Oracle Agnosticism: The framework is entirely transparent to the local robustness oracle and can seamlessly integrate any method, such as PGD, LiRPA, or Marabou.
Multiple Guarantees from a Single Sample: Robustness guarantees for all \((\rho, \kappa)\) combinations can be obtained simultaneously from a single sampling step without needing to re-sample for each parameter.
Robustness to Distribution Shift: The degradation of the guarantee when sampling from an approximate distribution is theoretically characterized, enhancing practical applicability.
Theoretical Elegance: By elegantly projecting the high-dimensional robustness certification problem onto a two-dimensional quality space, the method unifies computational and statistical efficiency using classical ε-net theory.

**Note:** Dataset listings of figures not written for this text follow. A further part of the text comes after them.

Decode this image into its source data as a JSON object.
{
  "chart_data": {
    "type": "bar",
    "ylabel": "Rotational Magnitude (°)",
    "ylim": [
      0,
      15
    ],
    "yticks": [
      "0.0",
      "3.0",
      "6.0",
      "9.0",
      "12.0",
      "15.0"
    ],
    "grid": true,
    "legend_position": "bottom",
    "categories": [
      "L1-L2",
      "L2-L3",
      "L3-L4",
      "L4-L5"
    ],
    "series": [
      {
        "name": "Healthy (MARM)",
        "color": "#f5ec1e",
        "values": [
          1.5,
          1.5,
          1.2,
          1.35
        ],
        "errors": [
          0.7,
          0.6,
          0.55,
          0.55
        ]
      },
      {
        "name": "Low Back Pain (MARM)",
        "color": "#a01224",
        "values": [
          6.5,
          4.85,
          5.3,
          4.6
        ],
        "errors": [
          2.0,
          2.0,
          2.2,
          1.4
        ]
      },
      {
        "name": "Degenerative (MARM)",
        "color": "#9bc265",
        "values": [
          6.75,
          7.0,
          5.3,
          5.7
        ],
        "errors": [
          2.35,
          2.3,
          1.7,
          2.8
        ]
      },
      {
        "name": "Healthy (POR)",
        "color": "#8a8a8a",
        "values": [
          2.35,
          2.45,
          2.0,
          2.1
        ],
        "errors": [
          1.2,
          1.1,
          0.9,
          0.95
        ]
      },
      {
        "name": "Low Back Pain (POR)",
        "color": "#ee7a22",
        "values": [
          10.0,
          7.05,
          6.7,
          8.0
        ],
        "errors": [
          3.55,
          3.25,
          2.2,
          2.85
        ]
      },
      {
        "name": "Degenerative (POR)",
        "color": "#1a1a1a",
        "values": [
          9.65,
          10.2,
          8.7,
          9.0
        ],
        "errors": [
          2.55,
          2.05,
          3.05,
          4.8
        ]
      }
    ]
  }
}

Limitations & Future Work¶

Dependence on the i.i.d. Sampling Assumption: In practice, sampling strictly i.i.d. from the data distribution is difficult; the approximation using Gaussian noise in the paper may introduce bias.
Limited Strength of Guarantees: The ratio of \(\epsilon/p_{\min}\) can be relatively large (e.g., 1% in the PGD experiments), which might not be sufficiently stringent for safety-critical scenarios.
Confidence Reliance on Softmax: When the model is poorly calibrated, softmax confidence may fail to reflect the true reliability of predictions.
Upper Bound from Oracle Quality: When using heuristic oracles like PGD, the robustness estimation is only an upper bound, which may lead to overly optimistic guarantees.
Large Sample Size: The PGD setup requires nearly a million samples, posing runtime challenges for models with high inference costs.
Neglect of Prediction Class Information: The current method treats all classes uniformly, failing to leverage the prior knowledge that different classes may exhibit different robustness characteristics.

Formal Verification: Marabou, α-CROWN, etc. provide exact local robustness verification but scale only to small networks.
Adversarial Attacks: FGSM, PGD, C&W are used for empirical robustness evaluation.
Certified Training: Methods like TRADES train certifiably robust networks.
Global Robustness: Athavale et al. 2024 first extended formal verification to global robustness but remained limited to networks with hundreds of parameters.
Statistical Robustness: Randomized smoothing (Cohen et al. 2019) provides probabilistic robustness guarantees, but only for single points.

The core idea of this paper—projecting high-dimensional problems into a lower-dimensional quality space and leveraging ε-net theory—could inspire other verification tasks that require high-dimensional probabilistic guarantees.

Rating¶

Novelty: ⭐⭐⭐⭐ — The integration of quality space and ε-net is novel, and the dimension-independence conclusion is highly impressive.
Experimental Thoroughness: ⭐⭐⭐⭐ — 230 experiments covering 4 architectures \(\times\) 2 training methods \(\times\) 2 oracles provide solid statistical thoroughness.
Writing Quality: ⭐⭐⭐⭐⭐ — The theoretical derivation is clear and rigorous, with definitions, propositions, and theorems progressing logically.
Value: ⭐⭐⭐⭐ — Successfully addresses the gap in global robustness certification for large-scale networks, offering high practical utility.